La semaine dernière, la Russie avait donné le la, plaidant en faveur d’une coupe d’un million de barils par jour. Plus tard, des délégués de certains membres de l’Opep+ ont confirmé à Bloomberg que l’Organisation était prête à décider d’une coupe plus importante. Cette réunion intervient également dans une conjoncture marquée par les craintes de récession de l’économie mondiale, alors que l’Opep+ continue de pomper en deçà de ses propres objectifs de production.

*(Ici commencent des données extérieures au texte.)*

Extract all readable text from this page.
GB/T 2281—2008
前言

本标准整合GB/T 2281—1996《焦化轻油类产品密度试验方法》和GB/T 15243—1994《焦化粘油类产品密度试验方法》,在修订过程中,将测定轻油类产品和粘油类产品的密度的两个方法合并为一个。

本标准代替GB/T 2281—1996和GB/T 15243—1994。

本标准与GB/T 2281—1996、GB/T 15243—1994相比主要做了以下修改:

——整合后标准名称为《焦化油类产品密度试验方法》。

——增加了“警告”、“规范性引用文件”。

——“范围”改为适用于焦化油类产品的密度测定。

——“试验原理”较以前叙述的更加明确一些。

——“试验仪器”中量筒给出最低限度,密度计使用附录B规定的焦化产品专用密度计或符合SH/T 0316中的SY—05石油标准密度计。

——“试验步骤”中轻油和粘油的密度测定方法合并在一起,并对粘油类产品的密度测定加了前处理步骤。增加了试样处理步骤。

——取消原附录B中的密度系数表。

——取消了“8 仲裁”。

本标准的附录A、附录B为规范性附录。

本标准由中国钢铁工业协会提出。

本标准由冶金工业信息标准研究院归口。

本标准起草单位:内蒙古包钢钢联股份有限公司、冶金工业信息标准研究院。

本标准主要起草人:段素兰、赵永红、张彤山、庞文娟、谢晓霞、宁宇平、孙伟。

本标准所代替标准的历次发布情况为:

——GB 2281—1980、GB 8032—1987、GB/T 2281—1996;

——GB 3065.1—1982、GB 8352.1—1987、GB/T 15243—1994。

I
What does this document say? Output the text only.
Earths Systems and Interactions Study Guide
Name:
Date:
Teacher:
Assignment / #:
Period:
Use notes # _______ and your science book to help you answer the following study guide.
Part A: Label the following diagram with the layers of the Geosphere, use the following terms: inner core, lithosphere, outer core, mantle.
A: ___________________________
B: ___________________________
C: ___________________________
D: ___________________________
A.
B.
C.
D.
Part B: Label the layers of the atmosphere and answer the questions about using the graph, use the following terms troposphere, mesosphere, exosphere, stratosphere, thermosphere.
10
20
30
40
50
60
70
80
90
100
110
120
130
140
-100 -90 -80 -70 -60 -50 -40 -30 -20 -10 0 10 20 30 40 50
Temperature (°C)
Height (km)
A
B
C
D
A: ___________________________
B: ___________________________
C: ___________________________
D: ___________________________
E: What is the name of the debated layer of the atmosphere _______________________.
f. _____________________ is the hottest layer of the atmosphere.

L’écart entre les objectifs de production et la production réelle n’a cessé de s’élargir depuis maintenant plusieurs mois. La production pétrolière de la Russie a également diminué de plus d’un million de bpj, selon les données de production. C’est dans ce contexte que se tient une réunion décision de l’Opep et de ses alliés, prévue à Vienne. Ce qui fait dire à certains analystes que les réductions de production à venir ne seraient rien d’autre qu’un alignement des objectifs sur la capacité réelle de production du groupe. Quoi qu’il en soit, ces réductions en préparation et les coupes ultérieures cimenteraient la place et le rôle de l’Opep+ sur l’échiquier pétrolier mondial en tant qu’acteur majeur et producteur influent. Le Financial Times a cité, hier, des sources proches de l’Arabie saoudite qui ont déclaré que le Royaume était favorable à une réduction de la production car cela lui permettrait de conserver plus longtemps sa capacité de réserve. Les mêmes sources ont expliqué que l’Arabie saoudite se tient prête à intervenir sur le marché au cas où la production russe chuterait l’année prochaine.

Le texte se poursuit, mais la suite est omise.